For a preview of her talk and to learn more about Telluride Women Give, listen to my chat with Dr. Sharon Grundy.

More about Telluride Women Give:

Kate Wadley, executive director of the Telluride Medical Center Foundation, has long understood that when women collaborate and commit, they create change.

“This group is for women who want to invest and collaborate to create specific programs that make a difference in the lives of women, children and their families,” said Wadley.

Telluride Women Give members are kept abreast of health care issues affecting women and their families and solutions to improve their health and the well being of those they love.

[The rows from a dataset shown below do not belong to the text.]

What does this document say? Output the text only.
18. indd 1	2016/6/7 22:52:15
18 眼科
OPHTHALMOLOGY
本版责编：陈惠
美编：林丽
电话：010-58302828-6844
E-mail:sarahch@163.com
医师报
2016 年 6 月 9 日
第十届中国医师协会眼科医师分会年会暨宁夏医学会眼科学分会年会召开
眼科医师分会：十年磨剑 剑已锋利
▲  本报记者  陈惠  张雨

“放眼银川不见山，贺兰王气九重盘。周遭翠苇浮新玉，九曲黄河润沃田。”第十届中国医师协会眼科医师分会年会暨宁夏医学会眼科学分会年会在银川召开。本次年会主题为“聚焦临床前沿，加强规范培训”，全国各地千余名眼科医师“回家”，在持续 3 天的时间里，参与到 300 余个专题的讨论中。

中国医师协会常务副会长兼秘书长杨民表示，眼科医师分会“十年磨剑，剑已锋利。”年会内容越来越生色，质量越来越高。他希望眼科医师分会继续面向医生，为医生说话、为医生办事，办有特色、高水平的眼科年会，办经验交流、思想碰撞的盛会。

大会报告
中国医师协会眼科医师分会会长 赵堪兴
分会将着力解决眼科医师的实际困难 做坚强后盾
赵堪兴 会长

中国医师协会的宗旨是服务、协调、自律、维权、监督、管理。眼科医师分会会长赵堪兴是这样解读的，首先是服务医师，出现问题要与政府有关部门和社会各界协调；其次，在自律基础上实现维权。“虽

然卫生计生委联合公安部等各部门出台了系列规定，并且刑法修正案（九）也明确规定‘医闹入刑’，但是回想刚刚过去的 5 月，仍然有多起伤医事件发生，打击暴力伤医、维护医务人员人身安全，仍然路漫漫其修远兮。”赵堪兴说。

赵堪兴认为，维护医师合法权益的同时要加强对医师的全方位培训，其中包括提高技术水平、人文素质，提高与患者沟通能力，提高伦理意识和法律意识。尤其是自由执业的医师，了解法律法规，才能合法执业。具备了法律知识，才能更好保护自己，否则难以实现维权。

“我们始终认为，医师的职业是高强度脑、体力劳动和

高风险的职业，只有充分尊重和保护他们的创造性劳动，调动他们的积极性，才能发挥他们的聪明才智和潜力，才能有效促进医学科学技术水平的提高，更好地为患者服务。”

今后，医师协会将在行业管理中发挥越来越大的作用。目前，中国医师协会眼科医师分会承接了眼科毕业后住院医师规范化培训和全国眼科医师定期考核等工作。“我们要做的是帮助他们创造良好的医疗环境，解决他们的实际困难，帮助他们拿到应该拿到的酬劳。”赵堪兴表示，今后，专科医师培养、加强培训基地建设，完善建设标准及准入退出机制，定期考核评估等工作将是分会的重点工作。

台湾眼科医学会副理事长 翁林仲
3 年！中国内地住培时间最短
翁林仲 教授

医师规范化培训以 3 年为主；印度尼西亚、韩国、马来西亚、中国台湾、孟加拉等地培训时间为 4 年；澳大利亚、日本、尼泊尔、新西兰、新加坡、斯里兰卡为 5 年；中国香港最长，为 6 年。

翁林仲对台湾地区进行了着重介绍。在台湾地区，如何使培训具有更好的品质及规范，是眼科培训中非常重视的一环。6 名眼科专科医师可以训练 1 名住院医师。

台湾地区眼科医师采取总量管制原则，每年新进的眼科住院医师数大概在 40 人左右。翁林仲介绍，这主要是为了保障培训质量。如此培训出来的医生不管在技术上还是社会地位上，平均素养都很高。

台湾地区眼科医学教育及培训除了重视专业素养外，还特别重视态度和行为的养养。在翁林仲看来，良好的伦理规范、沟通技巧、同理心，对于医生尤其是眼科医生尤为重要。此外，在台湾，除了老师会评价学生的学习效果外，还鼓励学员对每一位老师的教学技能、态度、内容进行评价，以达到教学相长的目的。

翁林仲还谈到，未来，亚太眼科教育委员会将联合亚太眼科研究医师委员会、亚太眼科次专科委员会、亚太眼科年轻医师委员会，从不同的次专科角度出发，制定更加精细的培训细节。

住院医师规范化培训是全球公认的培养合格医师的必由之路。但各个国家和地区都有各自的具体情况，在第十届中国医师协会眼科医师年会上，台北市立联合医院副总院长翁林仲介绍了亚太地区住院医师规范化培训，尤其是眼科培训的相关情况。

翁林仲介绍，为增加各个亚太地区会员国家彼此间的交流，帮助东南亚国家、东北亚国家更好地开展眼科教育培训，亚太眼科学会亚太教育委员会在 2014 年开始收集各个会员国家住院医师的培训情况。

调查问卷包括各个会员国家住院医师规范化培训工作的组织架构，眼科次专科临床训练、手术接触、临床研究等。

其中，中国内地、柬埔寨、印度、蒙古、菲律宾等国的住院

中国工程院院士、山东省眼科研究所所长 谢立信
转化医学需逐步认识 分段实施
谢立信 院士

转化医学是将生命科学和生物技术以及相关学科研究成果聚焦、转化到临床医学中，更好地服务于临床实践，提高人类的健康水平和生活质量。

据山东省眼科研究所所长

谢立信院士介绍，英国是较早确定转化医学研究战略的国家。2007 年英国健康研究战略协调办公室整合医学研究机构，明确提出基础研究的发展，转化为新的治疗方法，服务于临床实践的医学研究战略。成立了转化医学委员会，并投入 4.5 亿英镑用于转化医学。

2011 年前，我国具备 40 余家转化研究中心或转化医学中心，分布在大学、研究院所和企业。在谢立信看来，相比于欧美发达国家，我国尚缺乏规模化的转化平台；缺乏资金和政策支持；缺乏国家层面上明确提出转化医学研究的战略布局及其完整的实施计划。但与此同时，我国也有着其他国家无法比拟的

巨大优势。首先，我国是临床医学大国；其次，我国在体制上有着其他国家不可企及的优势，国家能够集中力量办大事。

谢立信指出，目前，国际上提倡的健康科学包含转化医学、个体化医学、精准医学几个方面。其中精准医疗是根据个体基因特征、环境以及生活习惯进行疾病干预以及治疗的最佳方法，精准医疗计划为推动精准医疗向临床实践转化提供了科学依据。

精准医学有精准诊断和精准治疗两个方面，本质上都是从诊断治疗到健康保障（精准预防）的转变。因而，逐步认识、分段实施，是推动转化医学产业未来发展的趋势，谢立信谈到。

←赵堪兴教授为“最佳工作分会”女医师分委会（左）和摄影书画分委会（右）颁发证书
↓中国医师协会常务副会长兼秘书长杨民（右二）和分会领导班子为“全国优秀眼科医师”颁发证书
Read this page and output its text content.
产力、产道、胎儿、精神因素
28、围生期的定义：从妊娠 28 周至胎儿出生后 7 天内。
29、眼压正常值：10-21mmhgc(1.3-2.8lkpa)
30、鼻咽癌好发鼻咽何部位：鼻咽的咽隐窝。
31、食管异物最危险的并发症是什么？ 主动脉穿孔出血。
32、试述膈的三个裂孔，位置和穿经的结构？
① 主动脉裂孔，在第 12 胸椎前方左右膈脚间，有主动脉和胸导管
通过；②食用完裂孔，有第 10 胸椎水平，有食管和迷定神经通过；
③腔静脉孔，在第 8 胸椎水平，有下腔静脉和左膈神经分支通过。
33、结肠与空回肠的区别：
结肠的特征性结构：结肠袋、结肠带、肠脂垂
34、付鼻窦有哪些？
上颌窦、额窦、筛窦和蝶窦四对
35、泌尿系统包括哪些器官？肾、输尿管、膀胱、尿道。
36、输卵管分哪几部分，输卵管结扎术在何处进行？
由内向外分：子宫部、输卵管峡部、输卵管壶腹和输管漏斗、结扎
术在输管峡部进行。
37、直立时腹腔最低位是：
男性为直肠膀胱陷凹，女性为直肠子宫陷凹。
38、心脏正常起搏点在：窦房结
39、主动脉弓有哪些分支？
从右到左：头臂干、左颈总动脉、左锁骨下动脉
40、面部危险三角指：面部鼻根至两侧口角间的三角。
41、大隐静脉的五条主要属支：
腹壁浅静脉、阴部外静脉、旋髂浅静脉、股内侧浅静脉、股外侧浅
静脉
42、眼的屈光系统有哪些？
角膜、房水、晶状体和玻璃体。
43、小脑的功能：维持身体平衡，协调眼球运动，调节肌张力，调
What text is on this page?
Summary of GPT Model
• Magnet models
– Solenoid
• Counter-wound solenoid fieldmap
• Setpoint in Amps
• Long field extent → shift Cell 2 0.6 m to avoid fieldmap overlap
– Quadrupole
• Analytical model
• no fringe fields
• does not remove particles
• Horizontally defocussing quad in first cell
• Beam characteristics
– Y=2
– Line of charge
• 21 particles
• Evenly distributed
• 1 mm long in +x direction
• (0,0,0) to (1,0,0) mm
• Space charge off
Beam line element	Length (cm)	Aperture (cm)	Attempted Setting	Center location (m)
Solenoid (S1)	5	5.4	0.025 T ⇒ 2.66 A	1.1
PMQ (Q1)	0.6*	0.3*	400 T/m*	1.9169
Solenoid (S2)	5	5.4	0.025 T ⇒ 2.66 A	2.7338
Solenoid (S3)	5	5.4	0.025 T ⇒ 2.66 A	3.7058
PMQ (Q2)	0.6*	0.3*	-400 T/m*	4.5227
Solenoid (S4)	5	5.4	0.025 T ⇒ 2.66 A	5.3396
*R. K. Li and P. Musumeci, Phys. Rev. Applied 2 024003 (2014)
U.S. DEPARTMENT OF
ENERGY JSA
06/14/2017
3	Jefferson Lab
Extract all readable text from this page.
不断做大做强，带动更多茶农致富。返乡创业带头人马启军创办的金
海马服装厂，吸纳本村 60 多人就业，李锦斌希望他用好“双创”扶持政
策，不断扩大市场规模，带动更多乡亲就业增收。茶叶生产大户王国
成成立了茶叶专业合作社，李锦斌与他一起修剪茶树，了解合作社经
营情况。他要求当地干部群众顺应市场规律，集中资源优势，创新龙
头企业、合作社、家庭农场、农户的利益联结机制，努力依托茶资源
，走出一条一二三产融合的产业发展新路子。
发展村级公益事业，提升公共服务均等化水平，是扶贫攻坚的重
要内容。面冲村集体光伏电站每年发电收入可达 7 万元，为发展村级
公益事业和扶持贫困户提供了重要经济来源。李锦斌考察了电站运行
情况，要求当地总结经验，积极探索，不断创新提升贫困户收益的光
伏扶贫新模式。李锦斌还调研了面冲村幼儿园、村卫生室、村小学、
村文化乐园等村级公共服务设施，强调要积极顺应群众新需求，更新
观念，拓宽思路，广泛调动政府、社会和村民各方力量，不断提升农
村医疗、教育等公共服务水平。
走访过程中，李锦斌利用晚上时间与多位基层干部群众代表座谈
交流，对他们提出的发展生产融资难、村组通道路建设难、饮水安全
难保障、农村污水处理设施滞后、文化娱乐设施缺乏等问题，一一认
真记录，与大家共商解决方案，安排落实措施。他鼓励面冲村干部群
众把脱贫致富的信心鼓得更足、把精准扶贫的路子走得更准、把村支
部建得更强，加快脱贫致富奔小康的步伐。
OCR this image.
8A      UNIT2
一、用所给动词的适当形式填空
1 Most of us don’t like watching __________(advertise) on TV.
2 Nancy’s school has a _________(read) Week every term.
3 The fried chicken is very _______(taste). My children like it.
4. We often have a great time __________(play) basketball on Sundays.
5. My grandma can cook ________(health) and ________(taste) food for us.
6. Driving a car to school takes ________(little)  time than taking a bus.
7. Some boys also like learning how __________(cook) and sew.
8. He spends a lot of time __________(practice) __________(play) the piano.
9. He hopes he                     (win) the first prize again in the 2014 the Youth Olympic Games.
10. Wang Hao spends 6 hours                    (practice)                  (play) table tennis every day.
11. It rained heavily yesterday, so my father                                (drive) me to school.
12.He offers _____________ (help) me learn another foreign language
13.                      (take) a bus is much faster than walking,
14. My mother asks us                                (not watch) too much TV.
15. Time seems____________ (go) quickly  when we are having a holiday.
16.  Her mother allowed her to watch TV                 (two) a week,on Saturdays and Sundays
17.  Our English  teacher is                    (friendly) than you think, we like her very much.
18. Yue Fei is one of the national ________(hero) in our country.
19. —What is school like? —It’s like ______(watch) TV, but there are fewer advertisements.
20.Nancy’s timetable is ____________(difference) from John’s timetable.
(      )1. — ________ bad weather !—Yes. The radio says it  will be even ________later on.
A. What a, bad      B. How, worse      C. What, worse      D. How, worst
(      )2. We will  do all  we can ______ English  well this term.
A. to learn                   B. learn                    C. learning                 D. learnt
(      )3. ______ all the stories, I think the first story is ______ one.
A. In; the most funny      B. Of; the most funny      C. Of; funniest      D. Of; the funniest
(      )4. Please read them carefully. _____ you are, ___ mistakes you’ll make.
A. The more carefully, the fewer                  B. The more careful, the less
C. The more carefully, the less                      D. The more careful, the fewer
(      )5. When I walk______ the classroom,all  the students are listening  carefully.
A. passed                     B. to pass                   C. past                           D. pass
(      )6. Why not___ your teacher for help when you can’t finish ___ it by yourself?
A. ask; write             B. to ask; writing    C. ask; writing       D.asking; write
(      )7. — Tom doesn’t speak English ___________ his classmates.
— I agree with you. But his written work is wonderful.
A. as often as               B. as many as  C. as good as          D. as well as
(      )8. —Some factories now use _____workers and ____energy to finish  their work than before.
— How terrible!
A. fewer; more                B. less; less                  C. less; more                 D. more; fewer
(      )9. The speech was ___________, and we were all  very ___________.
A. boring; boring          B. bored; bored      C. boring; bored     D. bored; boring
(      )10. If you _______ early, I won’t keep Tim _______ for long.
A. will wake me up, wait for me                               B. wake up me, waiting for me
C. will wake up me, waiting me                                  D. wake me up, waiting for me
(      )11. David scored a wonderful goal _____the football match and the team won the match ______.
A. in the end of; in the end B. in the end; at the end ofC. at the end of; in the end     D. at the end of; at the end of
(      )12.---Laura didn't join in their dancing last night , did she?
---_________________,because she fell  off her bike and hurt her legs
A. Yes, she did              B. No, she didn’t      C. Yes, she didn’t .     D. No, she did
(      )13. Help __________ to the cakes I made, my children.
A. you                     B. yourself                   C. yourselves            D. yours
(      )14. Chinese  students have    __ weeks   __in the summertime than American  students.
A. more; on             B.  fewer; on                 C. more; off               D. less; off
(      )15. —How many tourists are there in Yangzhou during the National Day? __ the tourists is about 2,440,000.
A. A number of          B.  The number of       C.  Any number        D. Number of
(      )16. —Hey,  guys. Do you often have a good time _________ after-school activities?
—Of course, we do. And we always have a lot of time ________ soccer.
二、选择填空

“These women will assert that the greatest benefit is to the giver, as they themselves are provided opportunities to learn, share, and grow as philanthropists and community leaders,” said Wadley. “Using the power of collective philanthropy, the members’ annual contributions are pooled and the entire membership joins in deciding which program, project or new equipment at the Telluride Medical Center will be funded. Our efforts will drive innovative and often life-saving services and technology to make a difference now, for those we know and love,” Wadley added, continuing:

“It’s empowering to know there is so much momentum behind this movement to elevate the generosity of women into something even bigger than the individual parts.”

According to Wadley, women and men give for different reasons.

“Women are motivated to create change, have a connection, collaborate and to have a little fun.”

Wadley believes the Telluride community will see the benefit from the Telluride Medical Center Foundation’s giving circle in the form of grant dollars and informed, engaged donors and volunteers.

Ultimately, Wadley said, “the goal of Telluride Women Give is to build a culture of engagement and generosity and be the philanthropic choice for Telluride Women.”

More about Dr. Sharon Grundy:

Dr. Sharon A. Grundy is a board-certified internist, who underwent a fellowship in Integrative Medicine at the University of Arizona. She graduated from the University of Miami, Miller School of Medicine, in 1998 and works at the Telluride Medical Center, where she is Medical Director of  Primary Care, specializing in family and internal medicine. Dr. Grundy is also affiliated with Montrose Memorial Hospital. She is passionate about cancer prevention and has a major interest in skin care at altitude. She speaks English, Portuguese, and Spanish.